Test results from two fish farms that may have been affected by infectious salmon anaemia (ISA) are expected today, Shetland Aquaculture general manager David Sandison said as The Shetland Times went to press.
The two farms in the West Side, one in the control area and the other in the wider surveillance area, are the only sites on which results are required before Shetland is given the all clear from the disease.
Meanwhile Scottish environment minister Mike Russell, in Shetland for a meeting with industry representatives, announced that there would be an independent review of the outbreak. Mr Russell said: “I think it’s important we learn lessons from this. I intend there will be an independent review of the outbreak once it’s over, but the objectives are very clear. Firstly it’s got to be contained … secondly, it’s got to be eradicated.”
The minster also praised the efforts of those working to find out where the disease came from: “I pay tribute to the work that’s being done by the companies and by the council and our own officials. It’s very important.”

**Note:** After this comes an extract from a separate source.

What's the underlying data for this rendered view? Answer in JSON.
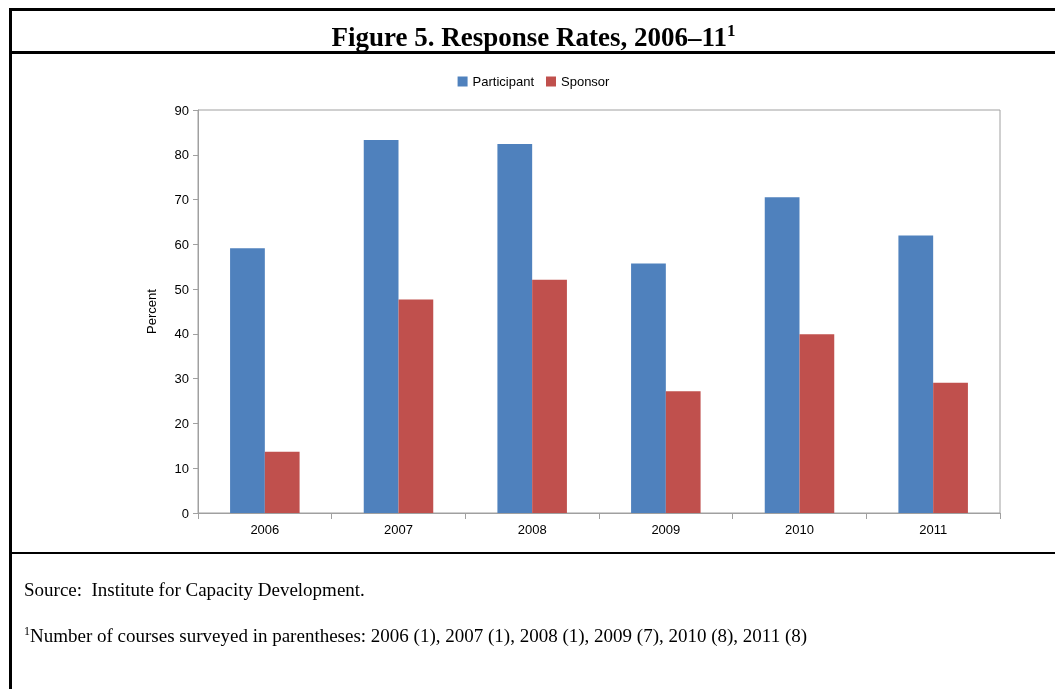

The incident is a sign that fishing practices need to be reviewed, Mr Russell said: “ISA is an opportunistic disease that often comes where there are other stresses on the fish.
In that instance there are other issues here that companies need to address. They are devising a new management plan for the area and I’ll be talking to them about that today.”
The issue of compensation for farmers who have been affected is, he said, something that will have to be addressed once the disease has been dealt with.
Mr Russell said: “That becomes a secondary issue; we have officials working on the financial issues, let’s get [the disease] contained [and] out of the way, then we can sit down and talk about money.”